Study Design: The current literature on outcomes of early fusions for early-onset scoliosis (EOS) has a short follow-up of 7.7 to 12.5 years, with many patients not at the end of growth. The forced vital capacity (FVC) at follow-up ranged from 40.8% to 64% of predicted. A study was undertaken to evaluate the long-term outcome of these fusions.
Methods: The study is of congenital patients who had a fusion under age 8 years, with the current age being >20 years. A follow-up consisting of radiographs, outcome questionnaires, and pulmonary function tests was performed. Of the 42 patients identified, 20 were traced and 11 agreed to participate, and completed all the data. The average follow-up was 37 years. All the fusions included the thoracic spine, with an average of 10.2 levels fused, of which an average of 8.8 levels were thoracic.

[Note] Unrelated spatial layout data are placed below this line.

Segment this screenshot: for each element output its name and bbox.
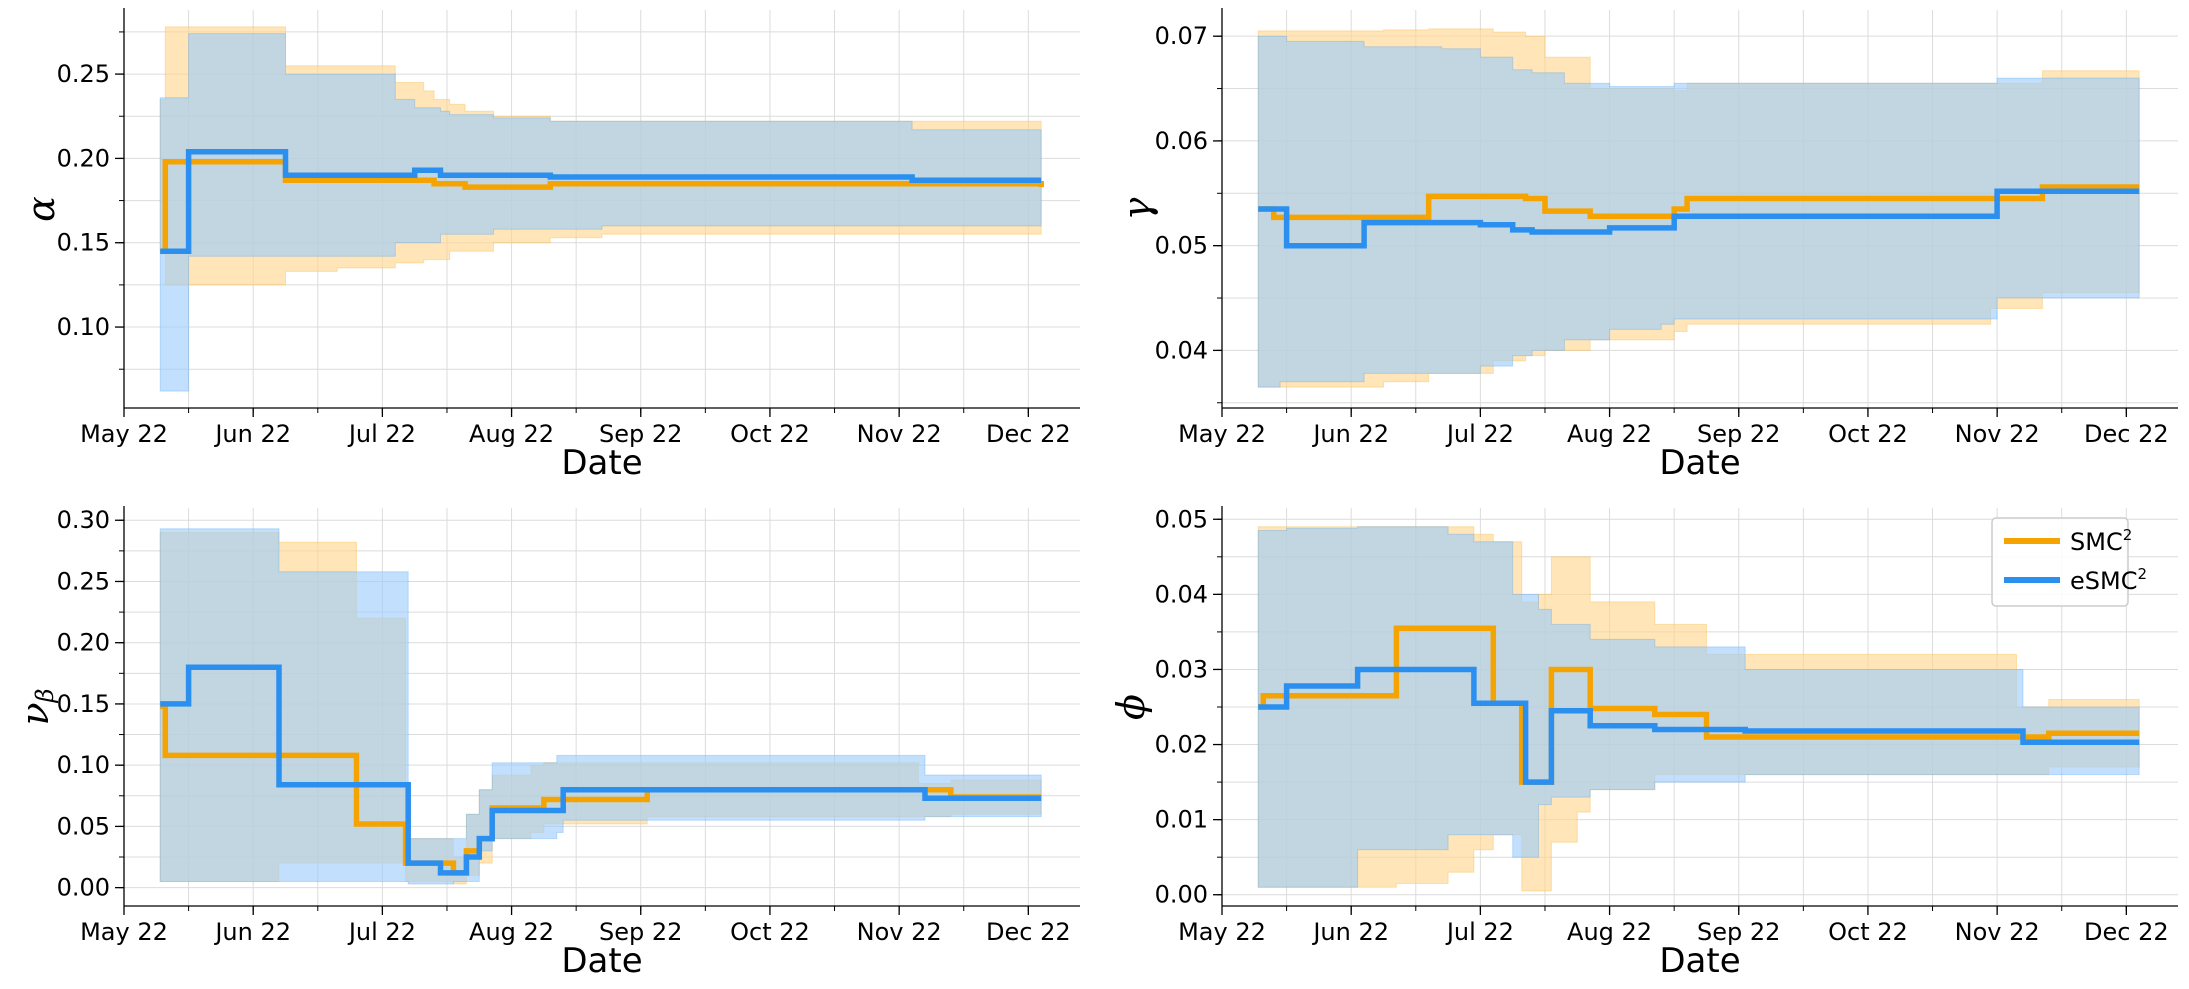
x-tick-label: Oct 22	[1828, 918, 1908, 946]
x-tick-label: Sep 22	[599, 420, 682, 448]
x-tick-label: Jul 22	[347, 420, 416, 448]
x-tick-label: Aug 22	[469, 918, 554, 946]
x-tick-label: Jun 22	[1311, 918, 1389, 946]
legend-label-esmc2: eSMC2	[2070, 565, 2147, 595]
panel-alpha: 0.10 0.15 0.20 0.25 May 22 Jun 22 Jul 22 Aug 22…	[19, 8, 1080, 483]
panel-phi: 0.00 0.01 0.02 0.03 0.04 0.05 May 22 Jun 22 Jul …	[1109, 505, 2178, 981]
band-esmc2	[1257, 35, 2140, 388]
legend-label-smc2: SMC2	[2070, 526, 2132, 556]
xlabel-phi: Date	[1659, 941, 1740, 981]
xlabel-nu-beta: Date	[561, 941, 642, 981]
x-tick-label: Dec 22	[2084, 918, 2169, 946]
panel-nu-beta: 0.00 0.05 0.10 0.15 0.20 0.25 0.30 May 22 Jun 22…	[13, 506, 1080, 981]
y-tick-label: 0.07	[1155, 22, 1208, 50]
ylabel-phi: ϕ	[1109, 694, 1153, 720]
band-esmc2	[1257, 526, 2140, 888]
legend: SMC2 eSMC2	[1991, 517, 2147, 607]
y-tick-label: 0.25	[57, 60, 110, 88]
y-tick-label: 0.10	[57, 751, 110, 779]
y-tick-label: 0.03	[1155, 655, 1208, 683]
x-tick-label: Aug 22	[1567, 420, 1652, 448]
ylabel-alpha: α	[19, 196, 63, 222]
ylabel-nu-beta: νβ	[13, 689, 59, 726]
panel-gamma: 0.04 0.05 0.06 0.07 May 22 Jun 22 Jul 22 Aug 22…	[1115, 8, 2178, 483]
y-tick-label: 0.15	[57, 690, 110, 718]
xlabel-gamma: Date	[1659, 443, 1740, 483]
band-esmc2	[159, 33, 1042, 392]
y-tick-label: 0.05	[57, 812, 110, 840]
x-tick-label: May 22	[80, 420, 168, 448]
series-line-esmc2	[1258, 188, 2140, 249]
y-tick-label: 0.05	[1155, 232, 1208, 260]
x-tick-label: Jul 22	[347, 918, 416, 946]
x-tick-label: Oct 22	[730, 420, 810, 448]
xlabel-alpha: Date	[561, 443, 642, 483]
series-line-smc2	[160, 159, 1044, 254]
y-tick-label: 0.10	[57, 313, 110, 341]
x-tick-label: May 22	[1178, 918, 1266, 946]
series-line-esmc2	[1258, 666, 2140, 785]
y-tick-label: 0.25	[57, 567, 110, 595]
x-tick-label: Dec 22	[986, 918, 1071, 946]
series-line-esmc2	[160, 664, 1042, 876]
y-tick-label: 0.04	[1155, 580, 1208, 608]
x-tick-label: Jul 22	[1445, 918, 1514, 946]
x-tick-label: Nov 22	[1955, 420, 2040, 448]
x-tick-label: Jun 22	[213, 420, 291, 448]
y-tick-label: 0.01	[1155, 806, 1208, 834]
band-esmc2	[159, 528, 1042, 885]
x-tick-label: Jun 22	[1311, 420, 1389, 448]
x-tick-label: Jun 22	[213, 918, 291, 946]
series-line-esmc2	[160, 148, 1042, 254]
x-tick-label: Nov 22	[1955, 918, 2040, 946]
y-tick-label: 0.00	[57, 874, 110, 902]
y-tick-label: 0.02	[1155, 731, 1208, 759]
x-tick-label: May 22	[80, 918, 168, 946]
x-tick-label: Nov 22	[857, 420, 942, 448]
x-tick-label: Jul 22	[1445, 420, 1514, 448]
x-tick-label: Sep 22	[1697, 420, 1780, 448]
x-tick-label: Oct 22	[1828, 420, 1908, 448]
x-tick-label: Aug 22	[1567, 918, 1652, 946]
x-tick-label: Dec 22	[986, 420, 1071, 448]
y-tick-label: 0.15	[57, 229, 110, 257]
x-tick-label: Nov 22	[857, 918, 942, 946]
y-tick-label: 0.20	[57, 144, 110, 172]
ylabel-gamma: γ	[1115, 197, 1159, 220]
series-line-smc2	[1258, 184, 2140, 221]
y-tick-label: 0.20	[57, 629, 110, 657]
x-tick-label: Oct 22	[730, 918, 810, 946]
x-tick-label: Sep 22	[1697, 918, 1780, 946]
x-tick-label: Aug 22	[469, 420, 554, 448]
x-tick-label: Sep 22	[599, 918, 682, 946]
x-tick-label: May 22	[1178, 420, 1266, 448]
y-tick-label: 0.04	[1155, 336, 1208, 364]
x-tick-label: Dec 22	[2084, 420, 2169, 448]
y-tick-label: 0.05	[1155, 505, 1208, 533]
y-tick-label: 0.00	[1155, 881, 1208, 909]
y-tick-label: 0.30	[57, 506, 110, 534]
y-tick-label: 0.06	[1155, 127, 1208, 155]
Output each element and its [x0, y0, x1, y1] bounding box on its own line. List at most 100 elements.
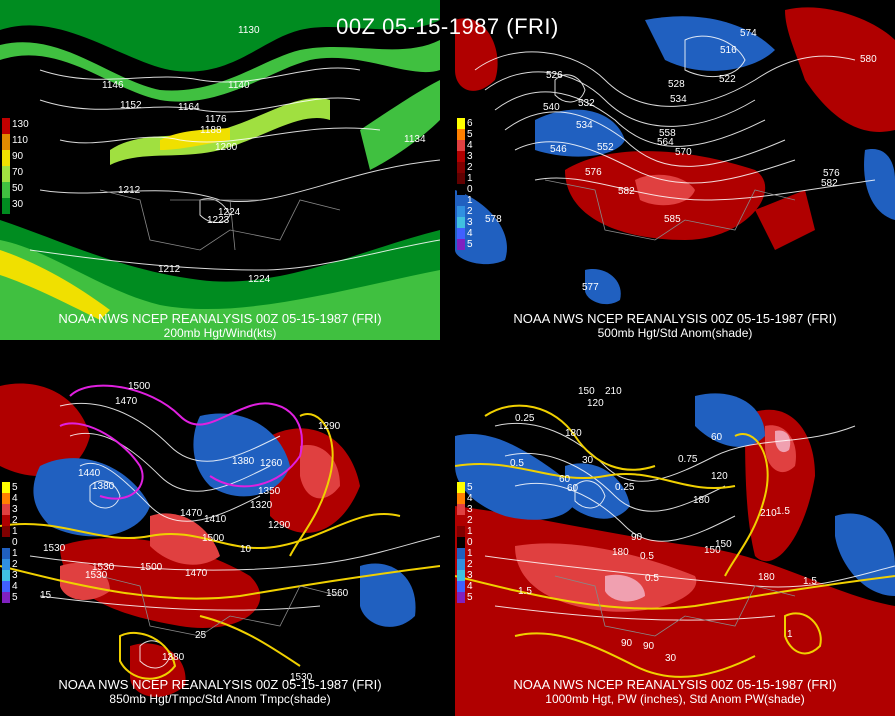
legend-label: 6 — [467, 118, 473, 129]
legend-label: 1 — [467, 173, 473, 184]
legend-swatch — [457, 548, 465, 559]
legend-label: 1 — [12, 548, 18, 559]
legend-label: 50 — [12, 183, 24, 194]
contour-label: 585 — [664, 214, 681, 225]
contour-label: 1470 — [180, 508, 203, 519]
legend-row: 3 — [2, 504, 32, 515]
contour-label: 1290 — [318, 421, 341, 432]
legend-row: 3 — [457, 504, 487, 515]
legend-label: 2 — [467, 162, 473, 173]
contour-label: 60 — [711, 432, 723, 443]
legend-swatch — [457, 173, 465, 184]
contour-label: 180 — [612, 547, 629, 558]
contour-label: 576 — [585, 167, 602, 178]
contour-label: 180 — [565, 428, 582, 439]
contour-label: 1176 — [205, 114, 227, 125]
legend-swatch — [457, 162, 465, 173]
legend-swatch — [2, 134, 10, 150]
contour-label: 180 — [758, 572, 775, 583]
legend-swatch — [457, 559, 465, 570]
contour-label: 1224 — [248, 274, 271, 285]
contour-label: 150 — [578, 386, 595, 397]
caption-source: NOAA NWS NCEP REANALYSIS 00Z 05-15-1987 … — [513, 677, 837, 692]
map-title: 00Z 05-15-1987 (FRI) — [336, 14, 559, 39]
legend-label: 90 — [12, 151, 24, 162]
contour-label: 1130 — [238, 25, 260, 36]
legend-swatch — [457, 184, 465, 195]
contour-label: 528 — [668, 79, 685, 90]
legend-label: 1 — [12, 526, 18, 537]
contour-label: 540 — [543, 102, 560, 113]
legend-swatch — [457, 151, 465, 162]
caption-field: 200mb Hgt/Wind(kts) — [163, 326, 277, 340]
contour-label: 60 — [559, 474, 571, 485]
legend-swatch — [457, 526, 465, 537]
legend-label: 5 — [12, 592, 18, 603]
legend-row: 5 — [457, 592, 487, 603]
legend-swatch — [2, 592, 10, 603]
legend-swatch — [2, 581, 10, 592]
legend-row: 2 — [457, 559, 487, 570]
contour-label: 10 — [240, 544, 252, 555]
contour-label: 60 — [567, 483, 579, 494]
legend-row: 0 — [2, 537, 32, 548]
contour-label: 25 — [195, 630, 207, 641]
legend-label: 110 — [12, 135, 28, 146]
contour-label: 552 — [597, 142, 614, 153]
legend-label: 5 — [467, 129, 473, 140]
contour-label: 558 — [659, 128, 676, 139]
contour-label: 180 — [693, 495, 710, 506]
legend-850mb: 5 4 3 2 1 0 1 2 3 4 5 — [2, 482, 32, 603]
contour-label: 1212 — [158, 264, 181, 275]
legend-label: 30 — [12, 199, 24, 210]
contour-label: 210 — [605, 386, 622, 397]
legend-row: 110 — [2, 134, 32, 150]
legend-label: 0 — [12, 537, 18, 548]
contour-label: 1188 — [200, 125, 222, 136]
legend-swatch — [457, 493, 465, 504]
contour-label: 1500 — [140, 562, 163, 573]
legend-label: 0 — [467, 184, 473, 195]
contour-label: 1.5 — [803, 576, 817, 587]
panel-200mb: 1152 1164 1176 1188 1140 1200 1212 1224 1224 1212… — [0, 0, 440, 340]
contour-label: 1530 — [85, 570, 108, 581]
legend-label: 5 — [12, 482, 18, 493]
contour-label: 580 — [860, 54, 877, 65]
contour-label: 0.5 — [640, 551, 654, 562]
contour-label: 576 — [823, 168, 840, 179]
caption-field: 850mb Hgt/Tmpc/Std Anom Tmpc(shade) — [109, 692, 331, 706]
legend-row: 1 — [457, 548, 487, 559]
contour-label: 534 — [670, 94, 687, 105]
legend-row: 4 — [457, 140, 487, 151]
contour-label: 1200 — [215, 142, 238, 153]
legend-swatch — [457, 482, 465, 493]
legend-swatch — [2, 570, 10, 581]
contour-label: 0.25 — [515, 413, 535, 424]
legend-swatch — [457, 592, 465, 603]
legend-row: 4 — [457, 493, 487, 504]
legend-row: 5 — [2, 592, 32, 603]
contour-label: 150 — [704, 545, 721, 556]
contour-label: 1.5 — [776, 506, 790, 517]
contour-label: 1152 — [120, 100, 142, 111]
legend-swatch — [2, 198, 10, 214]
legend-row: 1 — [457, 526, 487, 537]
legend-label: 4 — [12, 493, 18, 504]
panel-caption: NOAA NWS NCEP REANALYSIS 00Z 05-15-1987 … — [0, 312, 440, 341]
legend-label: 4 — [467, 493, 473, 504]
contour-label: 534 — [576, 120, 593, 131]
legend-row: 5 — [2, 482, 32, 493]
legend-swatch — [2, 150, 10, 166]
legend-row: 5 — [457, 129, 487, 140]
legend-label: 4 — [467, 140, 473, 151]
contour-label: 578 — [485, 214, 502, 225]
legend-label: 3 — [12, 570, 18, 581]
legend-label: 5 — [467, 239, 473, 250]
contour-label: 1223 — [207, 215, 230, 226]
legend-row: 90 — [2, 150, 32, 166]
legend-swatch — [457, 228, 465, 239]
contour-label: 1380 — [92, 481, 115, 492]
legend-row: 4 — [457, 228, 487, 239]
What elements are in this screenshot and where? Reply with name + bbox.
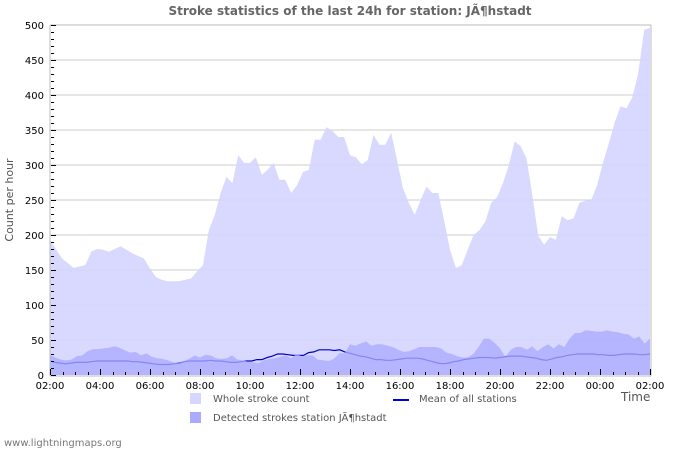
y-tick-label: 400 [25, 91, 44, 102]
y-tick-label: 150 [25, 266, 44, 277]
x-tick-label: 22:00 [536, 381, 565, 392]
x-tick-label: 18:00 [436, 381, 465, 392]
x-axis-label: Time [621, 390, 651, 404]
legend-label-detected: Detected strokes station JÃ¶hstadt [213, 413, 387, 424]
y-tick-label: 50 [31, 336, 44, 347]
y-tick-label: 450 [25, 56, 44, 67]
x-tick-label: 02:00 [636, 381, 665, 392]
x-tick-label: 04:00 [86, 381, 115, 392]
chart-series [49, 27, 651, 376]
series-detected-strokes [50, 330, 650, 375]
y-tick-label: 300 [25, 161, 44, 172]
x-tick-label: 00:00 [586, 381, 615, 392]
y-tick-label: 0 [38, 371, 44, 382]
y-axis-label: Count per hour [3, 158, 16, 242]
series-whole-stroke-count [50, 27, 650, 376]
y-tick-label: 250 [25, 196, 44, 207]
legend-swatch-whole [190, 393, 201, 404]
x-tick-label: 20:00 [486, 381, 515, 392]
x-tick-label: 10:00 [236, 381, 265, 392]
y-tick-label: 350 [25, 126, 44, 137]
footer-link[interactable]: www.lightningmaps.org [4, 438, 122, 449]
legend-label-mean: Mean of all stations [419, 394, 517, 405]
x-tick-label: 16:00 [386, 381, 415, 392]
x-tick-label: 06:00 [136, 381, 165, 392]
legend-line-mean [393, 399, 409, 401]
chart-title: Stroke statistics of the last 24h for st… [168, 4, 532, 18]
x-tick-label: 02:00 [36, 381, 65, 392]
legend-label-whole: Whole stroke count [213, 394, 310, 405]
x-tick-label: 12:00 [286, 381, 315, 392]
y-tick-label: 100 [25, 301, 44, 312]
x-tick-label: 08:00 [186, 381, 215, 392]
y-tick-label: 200 [25, 231, 44, 242]
x-tick-label: 14:00 [336, 381, 365, 392]
y-tick-label: 500 [25, 21, 44, 32]
legend-swatch-detected [190, 412, 201, 423]
axes: 0 50 100 150 200 250 300 350 400 450 500 02:00 04:00… [25, 21, 665, 392]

Results: The average scoliosis at presentation was 52°, 56° at surgery and 47° at follow-up. At follow-up, the average FVC was 53% of predicted, with an average PaO of 86 and PaCO of 44 mm Hg. The mean T1-T12 length was 20 cm. There was no correlation of the FVC percentage predicted and the proximal extent of the fusion, the T1-T12 length or the number of thoracic levels fused. The average ODI was 23. On the SF36, the average Physical Component t score was 50; with the average Mental Component t score was 52.
Conclusion: At a long-term average follow-up of 37 years, the patients had a low FVC of 53%, with one on permanent oxygen and 5 with dyspnea. The patients were functioning well at follow-up, but it is unknown what their function would be without surgery or with longer follow-up.